So the day has finally come. Time to put your game face on and make the bride your number one priority. It’s important to keep things in perspective and remember the role you signed up for. Your bride may be giddy with happiness or petrified with nerves—just be the friend she needs that day.
I’ll use photographs from the lovely Michele’s wedding to lay out how a traditional wedding day will unfold. This of course all flies out the window if your bride has planned a nontraditional ceremony. In that case, just be sure to communicate with her beforehand and know what she needs you to do.
So in our traditional scenario, bridesmaids are asked to meet several hours early to start getting ready. For a girl who can be dressed and out the door in fifteen minutes this may seem excessive, but you really will need the time if everyone is planning to get hair and makeup professionally done. Even if that’s not the case, remember that job of yours? Support. Your bride wants to be surrounded by her friends. Show up when she asks.

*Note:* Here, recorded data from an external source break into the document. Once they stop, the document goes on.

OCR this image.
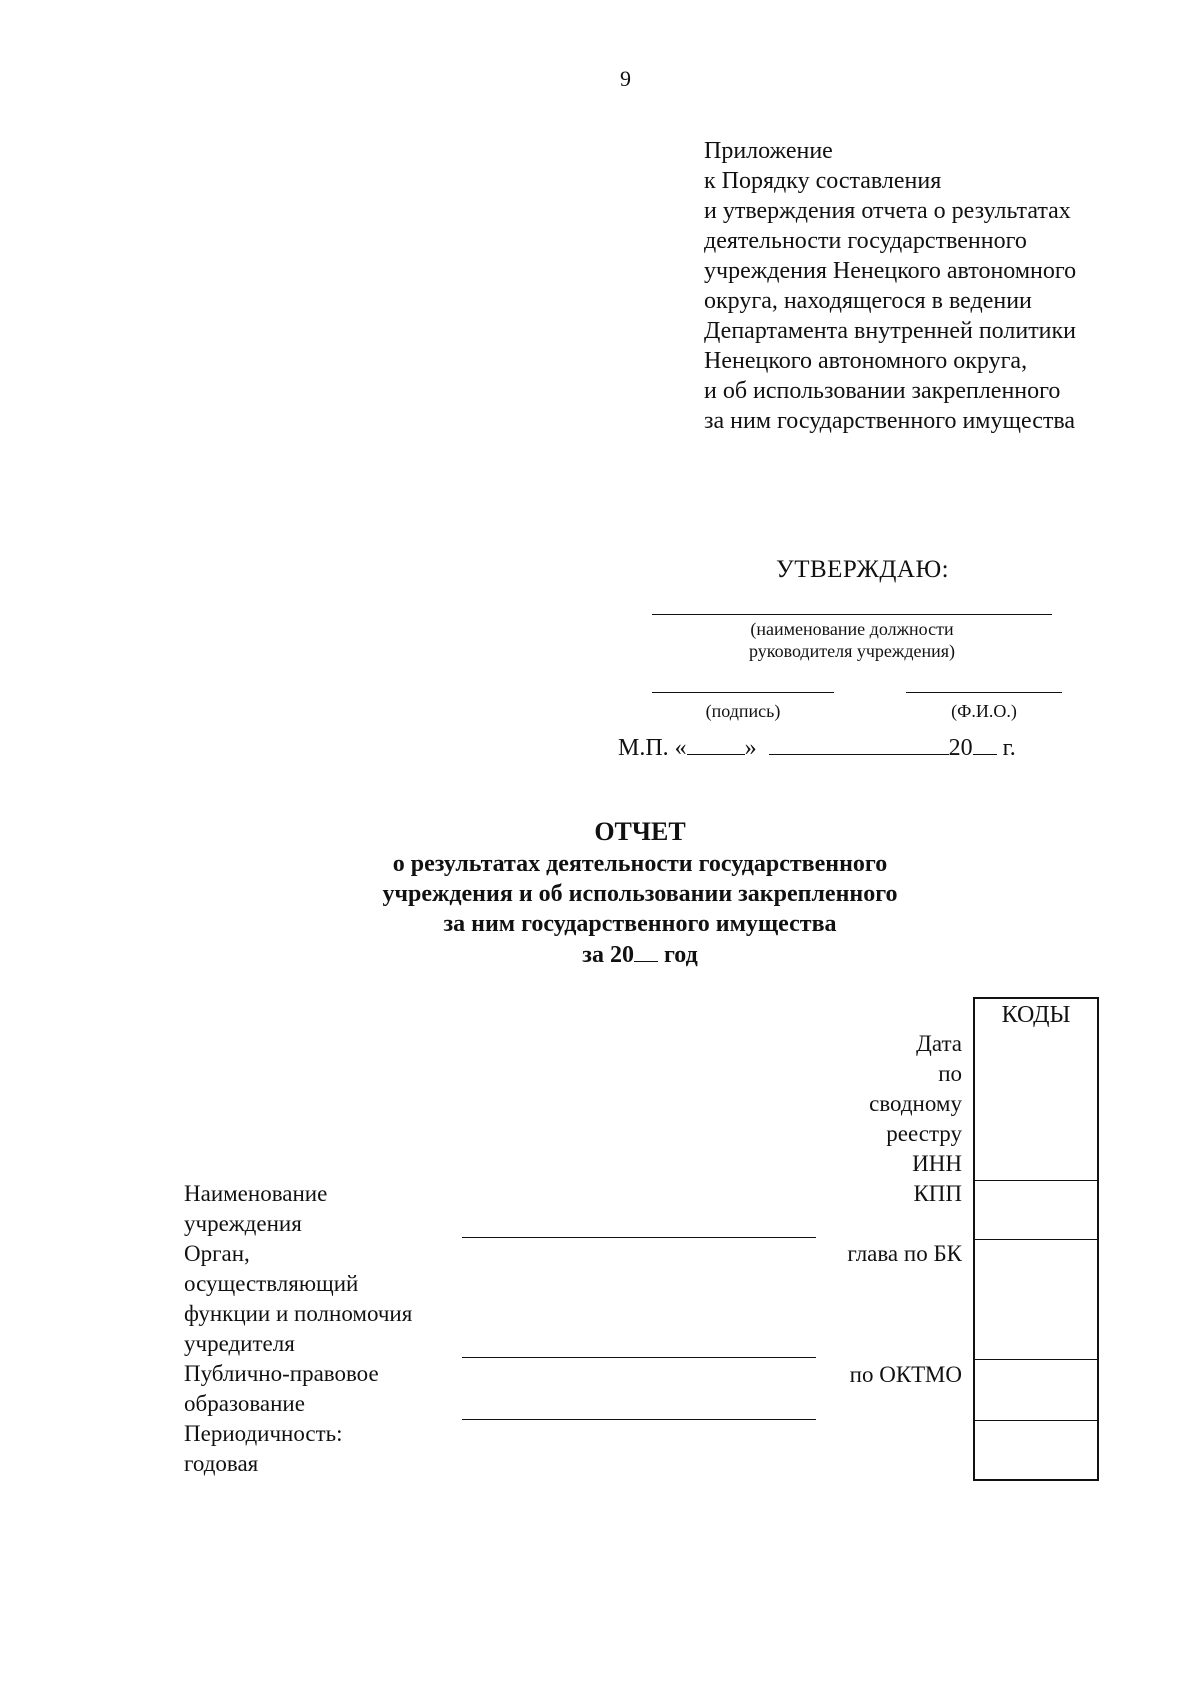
9
Приложение
к Порядку составления
и утверждения отчета о результатах
деятельности государственного
учреждения Ненецкого автономного
округа, находящегося в ведении
Департамента внутренней политики
Ненецкого автономного округа,
и об использовании закрепленного
за ним государственного имущества
УТВЕРЖДАЮ:
(наименование должности
руководителя учреждения)
(подпись)	(Ф.И.О.)
М.П. « »	20 г.
ОТЧЕТ
о результатах деятельности государственного
учреждения и об использовании закрепленного
за ним государственного имущества
за 20 год
КОДЫ
Дата
по
сводному
реестру
ИНН
КПП
глава по БК
по ОКТМО
Наименование
учреждения
Орган,
осуществляющий
функции и полномочия
учредителя
Публично-правовое
образование
Периодичность:
годовая
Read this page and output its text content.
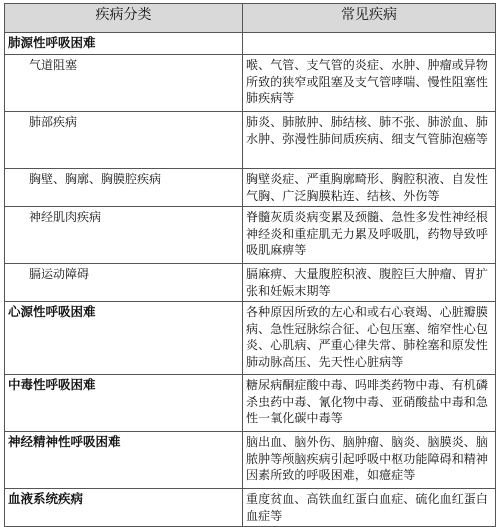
疾病分类	常见疾病
肺源性呼吸困难	
气道阻塞	喉、气管、支气管的炎症、水肿、肿瘤或异物所致的狭窄或阻塞及支气管哮喘、慢性阻塞性肺疾病等
肺部疾病	肺炎、肺脓肿、肺结核、肺不张、肺淤血、肺水肿、弥漫性肺间质疾病、细支气管肺泡癌等
胸壁、胸廓、胸膜腔疾病	胸壁炎症、严重胸廓畸形、胸腔积液、自发性气胸、广泛胸膜粘连、结核、外伤等
神经肌肉疾病	脊髓灰质炎病变累及颈髓、急性多发性神经根神经炎和重症肌无力累及呼吸肌，药物导致呼吸肌麻痹等
膈运动障碍	膈麻痹、大量腹腔积液、腹腔巨大肿瘤、胃扩张和妊娠末期等
心源性呼吸困难	各种原因所致的左心和或右心衰竭、心脏瓣膜病、急性冠脉综合征、心包压塞、缩窄性心包炎、心肌病、严重心律失常、肺栓塞和原发性肺动脉高压、先天性心脏病等
中毒性呼吸困难	糖尿病酮症酸中毒、吗啡类药物中毒、有机磷杀虫药中毒、氰化物中毒、亚硝酸盐中毒和急性一氧化碳中毒等
神经精神性呼吸困难	脑出血、脑外伤、脑肿瘤、脑炎、脑膜炎、脑脓肿等颅脑疾病引起呼吸中枢功能障碍和精神因素所致的呼吸困难，如癔症等
血液系统疾病	重度贫血、高铁血红蛋白血症、硫化血红蛋白血症等
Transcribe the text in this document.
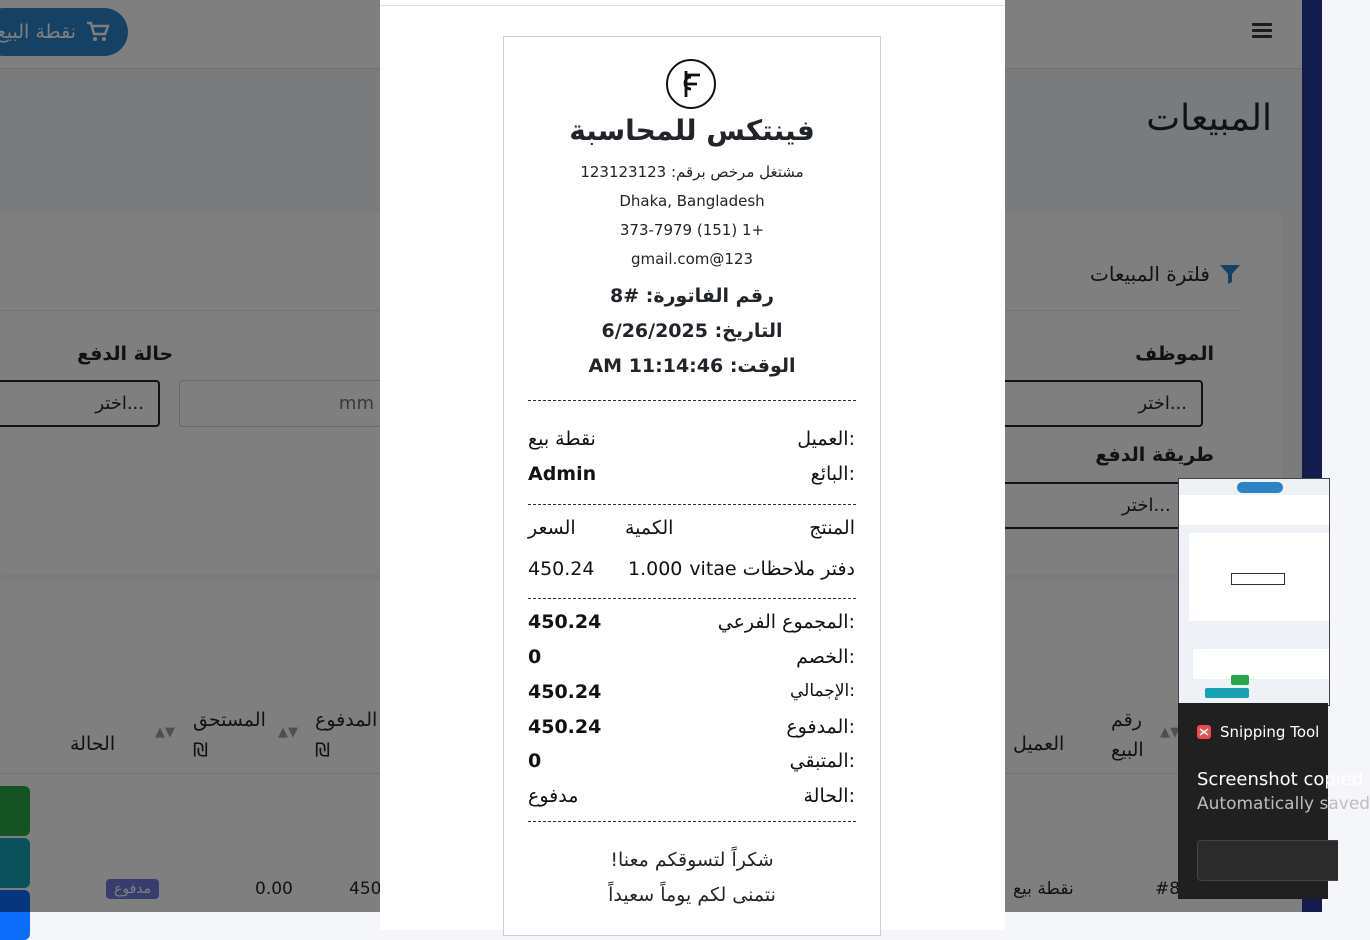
فينتكس للمحاسبة
مشتغل مرخص برقم: 123123123
Dhaka, Bangladesh
+1 (151) 373-7979
123@gmail.com
رقم الفاتورة: #8
التاريخ: 6/26/2025
الوقت: 11:14:46 AM
العميل:
نقطة بيع
البائع:
Admin
المنتج
الكمية
السعر
دفتر ملاحظات vitae
1.000
450.24
المجموع الفرعي:
450.24
الخصم:
0
الإجمالي:
450.24
المدفوع:
450.24
المتبقي:
0
الحالة:
مدفوع
شكراً لتسوقكم معنا!
نتمنى لكم يوماً سعيداً
Snipping Tool
Screenshot copied
Automatically saved
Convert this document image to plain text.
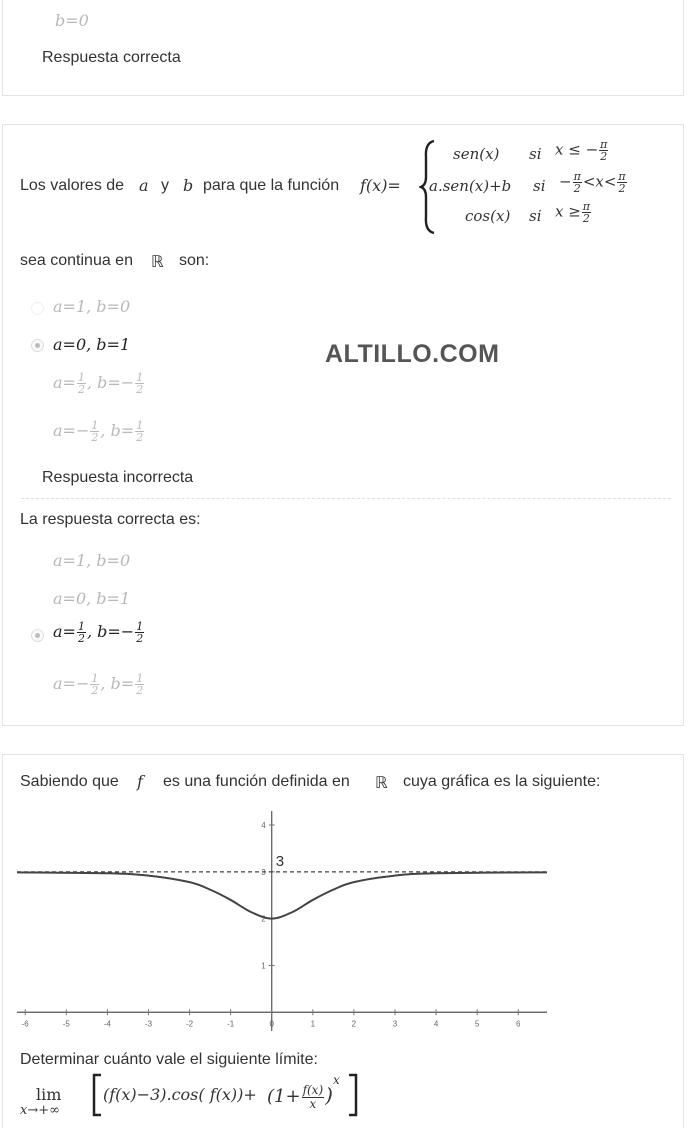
b=0
Respuesta correcta
Los valores de a y b para que la función f(x)=
sen(x) si x ≤ − $\frac{\pi}{2}$
a.sen(x)+b si − $\frac{\pi}{2} <x< \frac{\pi}{2}$
cos(x) si $x \ge \frac{\pi}{2}$
sea continua en ℝ son:
a=1, b=0
a=0, b=1
$a= \frac{1}{2}$ , $b=- \frac{1}{2}$
$a=- \frac{1}{2}$ , $b= \frac{1}{2}$
Respuesta incorrecta
La respuesta correcta es:
a=1, b=0
a=0, b=1
$a= \frac{1}{2}$ , $b=- \frac{1}{2}$
$a=- \frac{1}{2}$ , $b= \frac{1}{2}$
ALTILLO.COM
Sabiendo que f es una función definida en ℝ cuya gráfica es la siguiente:
-6	-5	-4	-3	-2	-1	0	1	2	3	4	5	6
1
2
3
4
3
Determinar cuánto vale el siguiente límite:
lim
x→+∞
(f(x)−3).cos( $f(x))+ (1+ \frac{f(x)}{x} )^x$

Ok, so the hair and makeup folks have arrived or you have broken out the curling irons and mascara yourself and the primping is under way. Wear a button-down shirt or loose top so that your hair and makeup won’t get messed up and you’ll be comfortable. What else should you do for the next couple hours? I’m partial to celebratory mimosas but I highly, highly recommend keeping drinking in check—one or two at most. If you start getting ready in the morning for an afternoon or evening wedding and drink at a steady pace, people will be wasted, tired and sloppy at the actual event. MOHs can coordinate with the bride’s mother to make sure there will be food for everyone. If Mom’s not planning to provide, make it your job to arrange this. You all need to eat at least something small. No one wants to pass out at the wedding. Youtube “bridesmaid fainting” for a preview of how that will go.
Holding the bride’s mimosa.
This is also a great time to present the bride with a small gift from her maids. For Michele, we got her an FSU garter. The bride may have favors for you as well (Michele made us beautiful bracelets to wear on the day!). Sometimes you’ll present the bride with a gift as a group, but I don’t think it’s absolutely necessary since you’ll already have given her shower/bachelorette/wedding gifts. One thing I always try to do though is bring a card for the bride and share a private moment with her. I like to include my thanks for asking me to be in her wedding, my excitement for the day and encouragement about the future. It’s a great way to share a personal moment before she gets swept up in the events of the ceremony and reception. I kind of cherish that getting ready time, because after that the bride is going to be bombarded by the other guests and you won’t have as much time with her.
Michele with her gift—an FSU garter.
After all the maids are dressed, you’ll help the bride into her gown. If she’s using a professional photographer they will probably be on hand at that point to capture the moment. For the next hour (or so) you’ll take pictures with the bride, either at the reception venue or the church. Some couples may choose to do a “first look,” in which case the whole wedding party will meet up and take photographs before the ceremony. If there’s no first look, you’ll be expected to take more pictures after the ceremony. Either way, you’re in for the long haul here. The MOH should stay with the bride at all times and make sure her dress and hair are always looking great. Carry her train for her if she has one and step in to fix problems if you see them (I don’t want to even get into the red underwear situation).
The first look!
After photographs it’s time for the ceremony! When processing down the aisle, adopt that time-honored BBQ slogan: slow and low. Walk slowly and carry your bouquet low, where your hands would sit naturally if you folded them in front. Higher will block your face and dress and just looks weird. The MOH holds the ring (if she has a pocket or place to keep it; if not sometimes the best man will carry both rings). She stands beside the bride, fixes her train and veil when the bride makes it down the aisle and holds the bride’s bouquet and her own throughout the ceremony. When the vows are said and the ceremony complete, the MOH, along with the Best Man, will sign the marriage license—the true reason we have attendants in the first place. They are our witnesses to the validity of the marriage!
Excellent bouquet form.
If your couple has planned post-ceremony pictures you’ll now partake in those. Then the wedding party heads to the reception. Some couples may want you to be formally introduced, in which case you’ll wait for the other guests to enter and then come into the reception as your names are announced. Sometimes the wedding party stands around the dance floor as the couple has their first dance, other times they might join in after a few bars or just take your seats. It’s a good idea to find out in the morning what your bride had planned for this, because in the moment she’s going to be a litttle preoccupied.
An enthusiastic introduction.
The bridal party gathers around during the first dance.
Then, unless you’re the MOH, your “official” duties have ended! Your unofficial duties: make sure guests are having a good time—point out wedding day events like photo booths or guest books, help pass out favors, lead dances if necessary, chat with lonely old ladies, if single cruise for eligible bachelors—you know the drill. If your bride has taken a more DIY approach, your work may only be beginning, but that’s really specific to each bride.
She doesn’t even know that woman (to my knowledge).
If you’re the MOH, you’ll need to give a speech. But more on that another time.